Kisah Nyata! Pesantren Gagal Dibakar karena Foto Gus Dur

 
Kisah Nyata! Pesantren Gagal Dibakar karena Foto Gus Dur
Sumber Gambar: Dok. Laduni.ID (ist)

Laduni.ID, Jakarta – Keberkahan NU, Mbah Hasyim Asy’ari, dan Gus Dur bisa dirasakan oleh semua orang, semua golongan, semua ras, dan semua agama. Walaupun para pendiri dan pembesar NU telah lama wafat, namun berkah dari mereka tak pernah berhenti mengalir sampai saat ini.

Salah satu kisah hadir dari pengasuh Pondok Pesantren Tahfidz Madrasatul Qur’an Al-Qolam, Papua Barat. Ustadz Darto Syaifuddin juga seorang alumni Madrastul Quran Tebu Ireng tahun 2000. Saat itu beliau berprofesi sebagai penjual ayam dan banyak pelanggan yang membeli ayam darinya.

Sangat disayangkan, banyak penduduk sana yang belum mengetahui cara menyembelih ayam dengan benar, atau belum syar’i. Semenjak saat itu beliau sering memberi edukasi kepada masyarakat tentang adab menyembelih hewan.

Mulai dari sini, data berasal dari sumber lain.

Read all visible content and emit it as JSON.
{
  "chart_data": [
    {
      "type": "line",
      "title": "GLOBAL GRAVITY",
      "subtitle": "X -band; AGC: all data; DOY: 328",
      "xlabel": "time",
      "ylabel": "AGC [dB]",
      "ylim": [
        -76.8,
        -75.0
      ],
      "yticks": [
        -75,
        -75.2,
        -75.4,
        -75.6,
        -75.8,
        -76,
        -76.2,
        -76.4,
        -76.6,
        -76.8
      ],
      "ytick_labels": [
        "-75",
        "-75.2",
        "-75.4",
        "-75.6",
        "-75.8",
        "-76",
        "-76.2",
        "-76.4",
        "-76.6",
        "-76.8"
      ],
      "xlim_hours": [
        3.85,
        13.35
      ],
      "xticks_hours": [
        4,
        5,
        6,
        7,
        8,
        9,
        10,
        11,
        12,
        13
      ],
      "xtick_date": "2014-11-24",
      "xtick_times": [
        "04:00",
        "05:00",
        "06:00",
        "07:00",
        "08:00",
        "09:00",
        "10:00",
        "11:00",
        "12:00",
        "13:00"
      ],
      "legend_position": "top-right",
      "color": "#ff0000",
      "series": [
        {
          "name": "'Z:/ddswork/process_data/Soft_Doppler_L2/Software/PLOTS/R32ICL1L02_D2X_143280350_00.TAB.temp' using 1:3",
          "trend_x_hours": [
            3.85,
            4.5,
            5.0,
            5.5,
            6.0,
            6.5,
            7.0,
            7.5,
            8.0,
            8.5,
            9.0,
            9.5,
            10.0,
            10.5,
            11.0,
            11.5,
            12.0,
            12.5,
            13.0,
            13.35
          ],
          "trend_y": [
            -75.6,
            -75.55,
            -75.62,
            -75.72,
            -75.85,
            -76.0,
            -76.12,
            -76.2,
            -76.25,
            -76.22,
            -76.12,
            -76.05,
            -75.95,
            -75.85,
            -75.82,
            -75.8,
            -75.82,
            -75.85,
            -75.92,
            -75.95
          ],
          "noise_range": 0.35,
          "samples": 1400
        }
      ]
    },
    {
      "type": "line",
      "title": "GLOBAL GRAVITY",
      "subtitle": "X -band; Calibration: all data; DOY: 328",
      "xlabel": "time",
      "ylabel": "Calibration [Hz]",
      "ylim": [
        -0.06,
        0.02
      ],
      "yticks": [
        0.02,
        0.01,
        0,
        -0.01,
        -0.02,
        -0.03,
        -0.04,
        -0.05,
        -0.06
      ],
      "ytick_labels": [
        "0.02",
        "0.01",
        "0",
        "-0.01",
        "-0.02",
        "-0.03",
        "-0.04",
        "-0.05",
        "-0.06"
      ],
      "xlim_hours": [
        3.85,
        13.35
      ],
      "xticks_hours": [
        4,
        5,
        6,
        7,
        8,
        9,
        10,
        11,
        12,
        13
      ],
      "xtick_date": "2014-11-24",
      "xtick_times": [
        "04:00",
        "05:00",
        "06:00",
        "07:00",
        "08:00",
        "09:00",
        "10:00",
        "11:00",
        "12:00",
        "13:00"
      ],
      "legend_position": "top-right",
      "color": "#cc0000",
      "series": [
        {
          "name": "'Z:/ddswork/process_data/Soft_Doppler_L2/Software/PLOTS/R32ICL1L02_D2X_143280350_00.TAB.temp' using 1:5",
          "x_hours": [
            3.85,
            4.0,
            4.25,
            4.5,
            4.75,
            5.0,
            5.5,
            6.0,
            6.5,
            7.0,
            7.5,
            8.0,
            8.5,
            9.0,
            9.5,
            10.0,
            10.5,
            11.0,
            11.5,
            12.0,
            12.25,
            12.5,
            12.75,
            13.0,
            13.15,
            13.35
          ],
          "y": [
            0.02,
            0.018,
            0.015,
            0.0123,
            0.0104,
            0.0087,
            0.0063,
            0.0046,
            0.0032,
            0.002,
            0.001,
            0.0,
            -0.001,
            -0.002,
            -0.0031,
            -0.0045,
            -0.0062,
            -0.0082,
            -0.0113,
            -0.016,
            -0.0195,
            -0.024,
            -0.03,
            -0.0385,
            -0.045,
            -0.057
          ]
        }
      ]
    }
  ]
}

Di Papua Bara sendiri, pada masa itu masyarakat muslim masih sebagai minoritas. Dari sedikitnya kelompok muslim ini, juga terdapat kelompok islam yang berhaluan keras. Sehingga menyebabkan banyak masyarakat Papua pada saat itu merasa terusik dan tidak menyukai Islam. Pendekatan yang mereka lakukan juga tidak membuat masyarakat Papua nyaman.

Imbasnya, ketika Ustadz Darto membangun Pondok Pesantren Madrasatul Quran (PPMQ) banyak masyarakat Papua mengira bahwa beliau ini termasuk dari bagian islam garis keras yang tidak simpatik pada masyarakat dan adat Papua.

“Saya tidak punya ilmu Al-Quran sebaik dan sepandai sahabat - sahabat santri lain. Saya hanya bisa alif ba’, ta’. Namun semua aktivitas mengajar Qur’an kami lakukan dengan ikhlas, sesuai nasihat Romo Kiai Yusuf Masyhar, Tebuireng,” katanya.

Pada awal berdirinya PPMQ Al-Qolam banyak pihak menolak adanya pondok pesantren tersebut. Bahkan pernah suatu ketika, rumah beliau dikepung oleh masyarakat. Segala jenis senjata sudah tersedia dan seakan siap untuk menghujam beliau saat itu.

Masyarakat merangsek masuk ke dalam pondok, dan pada saat itulah mereka melihat logo NU, kalender Tebuireng, foto Gus Dur dan lukisan Hadratussyaikh KH Hasyim Asy’ari. Melihat hal tersebut kepala suku langsung menginstruksikan masyarakat.

“Berhenti, kau punya pesantren ada hubungan apa dengan Tebuireng dan foto-foto ini?” tanya kepala suku.

Setelah kepala suku beratanya demikian, kepala suku memberikan penghormatan kepada Gus Dur, NU, dan Tebuireng. “Gus Dur, Gus Dur, kita punya orang tua. NU kita punya saudara,” teriak kepala suku.

Kepala suku lantas bertanya kepada Ustad Darto, “Pak Ustadz, mulai detik ini kami yang menjaga pesantren ini, kami yang jaga.”

Sampai saat ini, PPMQ Al-Qolam masih tetap berdiri dengan dukungan masyarakat Papua, dan mereka yang mencintai NU dan Gus Dur.